Novartis has lost a seven-year patent battle over its cancer therapy Glivec in India, a heavy setback for western pharmaceutical firms, which will find it much harder to sell enhanced drugs in the second most populated country.

Novartis has lost a seven-year patent battle over its cancer therapy Glivec in India, a heavy setback for western pharmaceutical firms, which will find it much harder to sell enhanced drugs in the second most populated country.
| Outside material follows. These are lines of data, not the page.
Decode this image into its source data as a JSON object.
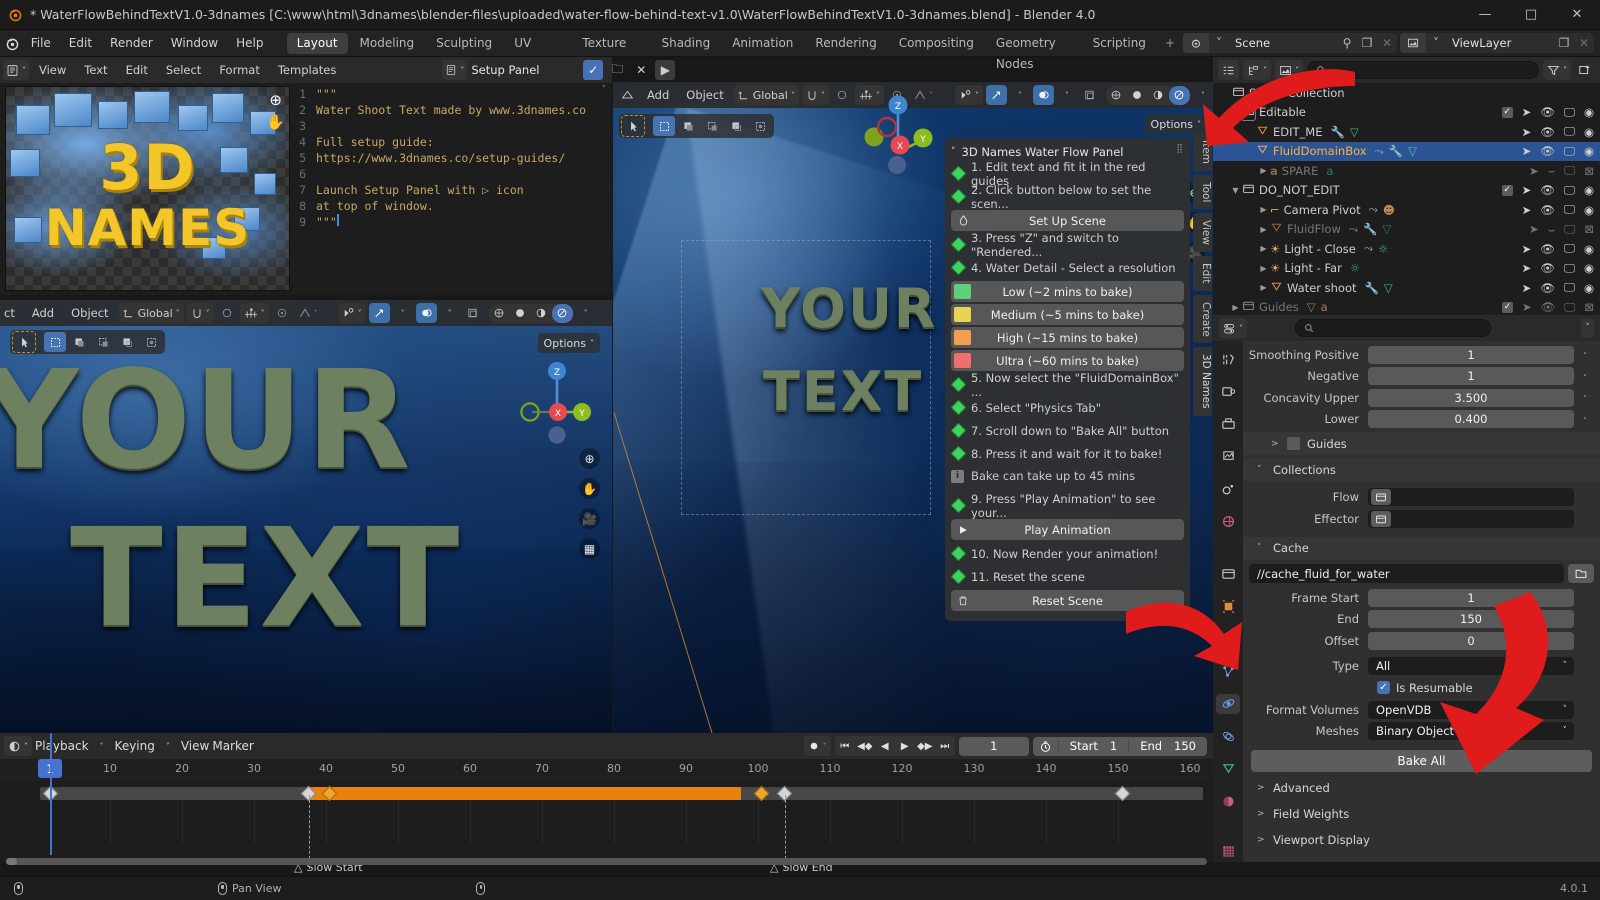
{
  "titlebar": {
    "title": "* WaterFlowBehindTextV1.0-3dnames [C:\\www\\html\\3dnames\\blender-files\\uploaded\\water-flow-behind-text-v1.0\\WaterFlowBehindTextV1.0-3dnames.blend] - Blender 4.0",
    "minimize": "—",
    "maximize": "□",
    "close": "✕"
  },
  "topbar": {
    "menus": [
      "File",
      "Edit",
      "Render",
      "Window",
      "Help"
    ],
    "workspaces": [
      "Layout",
      "Modeling",
      "Sculpting",
      "UV Editing",
      "Texture Paint",
      "Shading",
      "Animation",
      "Rendering",
      "Compositing",
      "Geometry Nodes",
      "Scripting"
    ],
    "active_workspace": "Layout",
    "add_workspace": "+",
    "scene_name": "Scene",
    "viewlayer_name": "ViewLayer"
  },
  "text_editor": {
    "menus": [
      "View",
      "Text",
      "Edit",
      "Select",
      "Format",
      "Templates"
    ],
    "datablock_name": "Setup Panel",
    "lines": [
      {
        "n": "1",
        "t": "\"\"\""
      },
      {
        "n": "2",
        "t": "Water Shoot Text made by www.3dnames.co"
      },
      {
        "n": "3",
        "t": ""
      },
      {
        "n": "4",
        "t": "Full setup guide:"
      },
      {
        "n": "5",
        "t": "https://www.3dnames.co/setup-guides/"
      },
      {
        "n": "6",
        "t": ""
      },
      {
        "n": "7",
        "t": "Launch Setup Panel with ▷ icon"
      },
      {
        "n": "8",
        "t": "at top of window."
      },
      {
        "n": "9",
        "t": "\"\"\""
      }
    ],
    "thumbnail": {
      "word1": "3D",
      "word2": "NAMES"
    }
  },
  "viewport_top": {
    "menus": [
      "Add",
      "Object"
    ],
    "transform_orientation": "Global",
    "options_label": "Options",
    "gizmo_axes": [
      "Z",
      "X",
      "Y"
    ]
  },
  "viewport_bottom": {
    "menus": [
      "ct",
      "Add",
      "Object"
    ],
    "transform_orientation": "Global",
    "options_label": "Options",
    "gizmo_axes": [
      "Z",
      "X",
      "Y"
    ],
    "scene_text_line1": "YOUR",
    "scene_text_line2": "TEXT"
  },
  "nfpanel": {
    "title": "3D Names Water Flow Panel",
    "steps": [
      {
        "kind": "step",
        "text": "1. Edit text and fit it in the red guides"
      },
      {
        "kind": "step",
        "text": "2. Click button below to set the scen..."
      },
      {
        "kind": "button",
        "text": "Set Up Scene",
        "icon": "droplet-icon"
      },
      {
        "kind": "step",
        "text": "3. Press \"Z\" and switch to \"Rendered..."
      },
      {
        "kind": "step",
        "text": "4. Water Detail - Select a resolution"
      },
      {
        "kind": "swatch",
        "text": "Low (~2 mins to bake)",
        "color": "#5ed07a"
      },
      {
        "kind": "swatch",
        "text": "Medium (~5 mins to bake)",
        "color": "#ead34f"
      },
      {
        "kind": "swatch",
        "text": "High (~15 mins to bake)",
        "color": "#f0a050"
      },
      {
        "kind": "swatch",
        "text": "Ultra (~60 mins to bake)",
        "color": "#ef6f6f"
      },
      {
        "kind": "step",
        "text": "5. Now select the \"FluidDomainBox\" ..."
      },
      {
        "kind": "step",
        "text": "6. Select \"Physics Tab\""
      },
      {
        "kind": "step",
        "text": "7. Scroll down to \"Bake All\" button"
      },
      {
        "kind": "step",
        "text": "8. Press it and wait for it to bake!"
      },
      {
        "kind": "info",
        "text": "Bake can take up to 45 mins"
      },
      {
        "kind": "step",
        "text": "9. Press \"Play Animation\" to see your..."
      },
      {
        "kind": "button",
        "text": "Play Animation",
        "icon": "play-icon"
      },
      {
        "kind": "step",
        "text": "10. Now Render your animation!"
      },
      {
        "kind": "step",
        "text": "11. Reset the scene"
      },
      {
        "kind": "button",
        "text": "Reset Scene",
        "icon": "trash-icon"
      }
    ]
  },
  "npanel_tabs": [
    "Item",
    "Tool",
    "View",
    "Edit",
    "Create",
    "3D Names"
  ],
  "outliner": {
    "search_placeholder": "",
    "rows": [
      {
        "indent": 0,
        "tri": "",
        "name": "Scene Collection",
        "icon": "collection-icon",
        "dim": false,
        "sel": false,
        "checkbox": false,
        "rightcols": []
      },
      {
        "indent": 1,
        "tri": "▼",
        "name": "Editable",
        "icon": "collection-icon",
        "dim": false,
        "sel": false,
        "checkbox": true,
        "rightcols": [
          "cursor",
          "eye",
          "screen",
          "camera"
        ]
      },
      {
        "indent": 2,
        "tri": "",
        "name": "EDIT_ME",
        "icon": "mesh-icon",
        "dim": false,
        "sel": false,
        "checkbox": false,
        "mods": [
          "wrench",
          "mesh-data"
        ],
        "rightcols": [
          "cursor",
          "eye",
          "screen",
          "camera"
        ]
      },
      {
        "indent": 2,
        "tri": "",
        "name": "FluidDomainBox",
        "icon": "mesh-icon",
        "dim": false,
        "sel": true,
        "checkbox": false,
        "mods": [
          "physics",
          "wrench",
          "mesh-data"
        ],
        "rightcols": [
          "cursor",
          "eye",
          "screen",
          "camera"
        ]
      },
      {
        "indent": 3,
        "tri": "▶",
        "name": "SPARE",
        "icon": "font-icon",
        "dim": true,
        "sel": false,
        "checkbox": false,
        "mods": [
          "font-data"
        ],
        "rightcols": [
          "cursor",
          "eye-closed",
          "screen",
          "camera-off"
        ]
      },
      {
        "indent": 1,
        "tri": "▼",
        "name": "DO_NOT_EDIT",
        "icon": "collection-icon",
        "dim": false,
        "sel": false,
        "checkbox": true,
        "rightcols": [
          "cursor",
          "eye",
          "screen",
          "camera"
        ]
      },
      {
        "indent": 2,
        "tri": "▶",
        "name": "Camera Pivot",
        "icon": "empty-icon",
        "dim": false,
        "sel": false,
        "checkbox": false,
        "mods": [
          "physics",
          "monkey"
        ],
        "rightcols": [
          "cursor",
          "eye",
          "screen",
          "camera"
        ]
      },
      {
        "indent": 2,
        "tri": "▶",
        "name": "FluidFlow",
        "icon": "mesh-icon",
        "dim": true,
        "sel": false,
        "checkbox": false,
        "mods": [
          "physics",
          "wrench",
          "mesh-data"
        ],
        "rightcols": [
          "cursor",
          "eye-closed",
          "screen",
          "camera-off"
        ]
      },
      {
        "indent": 2,
        "tri": "▶",
        "name": "Light - Close",
        "icon": "light-icon",
        "dim": false,
        "sel": false,
        "checkbox": false,
        "mods": [
          "physics",
          "light-data"
        ],
        "rightcols": [
          "cursor",
          "eye",
          "screen",
          "camera"
        ]
      },
      {
        "indent": 2,
        "tri": "▶",
        "name": "Light - Far",
        "icon": "light-icon",
        "dim": false,
        "sel": false,
        "checkbox": false,
        "mods": [
          "light-data"
        ],
        "rightcols": [
          "cursor",
          "eye",
          "screen",
          "camera"
        ]
      },
      {
        "indent": 2,
        "tri": "▶",
        "name": "Water shoot",
        "icon": "mesh-icon",
        "dim": false,
        "sel": false,
        "checkbox": false,
        "mods": [
          "wrench",
          "mesh-data"
        ],
        "rightcols": [
          "cursor",
          "eye",
          "screen",
          "camera"
        ]
      },
      {
        "indent": 1,
        "tri": "▶",
        "name": "Guides",
        "icon": "collection-icon",
        "dim": true,
        "sel": false,
        "checkbox": true,
        "mods": [
          "mesh-icon",
          "font-icon"
        ],
        "rightcols": [
          "cursor",
          "eye",
          "screen",
          "camera-off"
        ]
      }
    ]
  },
  "properties": {
    "search_placeholder": "",
    "fields": [
      {
        "label": "Smoothing Positive",
        "value": "1"
      },
      {
        "label": "Negative",
        "value": "1"
      },
      {
        "label": "Concavity Upper",
        "value": "3.500"
      },
      {
        "label": "Lower",
        "value": "0.400"
      }
    ],
    "guides_section": "Guides",
    "collections_section": "Collections",
    "collections": [
      {
        "label": "Flow",
        "value": ""
      },
      {
        "label": "Effector",
        "value": ""
      }
    ],
    "cache_section": "Cache",
    "cache_path": "//cache_fluid_for_water",
    "cache_fields": [
      {
        "label": "Frame Start",
        "value": "1"
      },
      {
        "label": "End",
        "value": "150"
      },
      {
        "label": "Offset",
        "value": "0"
      }
    ],
    "type_label": "Type",
    "type_value": "All",
    "is_resumable_label": "Is Resumable",
    "format_volumes_label": "Format Volumes",
    "format_volumes_value": "OpenVDB",
    "meshes_label": "Meshes",
    "meshes_value": "Binary Object",
    "bake_all_label": "Bake All",
    "sections": [
      "Advanced",
      "Field Weights",
      "Viewport Display"
    ]
  },
  "timeline": {
    "menus": [
      "Playback",
      "Keying",
      "View",
      "Marker"
    ],
    "current_frame": "1",
    "start_label": "Start",
    "start_value": "1",
    "end_label": "End",
    "end_value": "150",
    "ruler_ticks": [
      "10",
      "20",
      "30",
      "40",
      "50",
      "60",
      "70",
      "80",
      "90",
      "100",
      "110",
      "120",
      "130",
      "140",
      "150",
      "160"
    ],
    "playhead_frame": "1",
    "markers": [
      {
        "label": "Slow Start",
        "frame": 37
      },
      {
        "label": "Slow End",
        "frame": 103
      }
    ],
    "keyframes": [
      1,
      37,
      40,
      100,
      103,
      150
    ],
    "selected_keyframes": [
      40,
      100
    ],
    "bar_start": 40,
    "bar_end": 100
  },
  "status": {
    "items": [
      "",
      "Pan View",
      ""
    ],
    "version": "4.0.1"
  },
  "colors": {
    "accent_blue": "#4772b3",
    "selection_orange": "#ffb13b",
    "keyframe_orange": "#e8820c",
    "arrow_red": "#e01b1b",
    "green_step": "#3fd45f"
  }
}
India’s top court has refused marketing exclusivity for a new form of Glivec on the grounds that it is not a novel medicine but an amended version of an existing compound. The decision means that generic drug makers are now allowed to sell more affordable copies of the cancer treatment to the 1.2 billion people living in India.
 
The Supreme Court’s ground-breaking ruling sets a benchmark for several intellectual property disputes in India, the world’s pharmacy for the poor. Western pharmaceutical companies now have certainty that there is only «limited» patent protection for their products. In future it will be very difficult to get enhanced drugs patented in India.
 
Novartis said that the denial of the patent «provides clarification on Indian patent law and discourages innovative drug discovery». For Doctors Without Borders, on the other hand, the Supreme Court «ended Novartis’ attack on affordable medicines», calling it a «win for millions of people in developing countries».
 
Monday’s ruling is a boost for advocacy groups, which have been accusing western drugmakers of evergreening their drug patents. They claim that pharma companies extend the duration of patents on top-selling drugs by making minor changes to existing medicines. The activists claim that a patent for Glivec would have weakened the Indian generics industry, which supplies affordable drug copies to poorer countries.
 
The large majority of the Indian drug market are generics, unbranded copies, which contain the same ingredients as the original but which are sold at a much lower price. Groups such as Doctors Without Borders say that these cheaply made generics save the lives of millions of patients who cannot afford to pay Western prices to treat cancer, malaria or HIV.
 
India, the world’s leading exporter of generics, introduced drug patenting in 2005 with a provision to exclude the protection for medicines, which it considers a modification of an existing compound. The majority of patent applications in Europe fall into this category.

Setback for patients?

Novartis has been fighting since 2006 to challenge this clause of the Indian Patents Act to win a patent for an enhanced form of Glivec.
 
«We brought this case because we strongly believe patents safeguard innovation and encourage medical progress, particularly for unmet medical needs,» said Ranjit Shahani, vice chairman and managing director of Novartis India in a press release. «This ruling is a setback for patients that will hinder medical progress for diseases without effective treatment options.»
 
Novartis says that more than 95 per cent of patients who are prescribed Glivec in India receive the medicine free of charge – currently more than 16,000 patients. It also said that since 2002 it has provided more than $1.7 billion worth of the drug to patients in India through its donation programme.
 
The ruling is particularly interesting for Novartis, because the Swiss drugmaker also generates about $9.5 billion (CHF9 billion), or 16 per cent of its total sales, with generic medicines.
 
Growth of India’s market for pharmaceutical products has a massive potential compared with western markets, where sales are slowing down. Still, the ruling is unlikely to have an immediate impact on earnings at Switzerland’s largest pharmaceutical company. Indian sales of the cancer drug only account for a fraction of the $56.7 billion in total sales last year.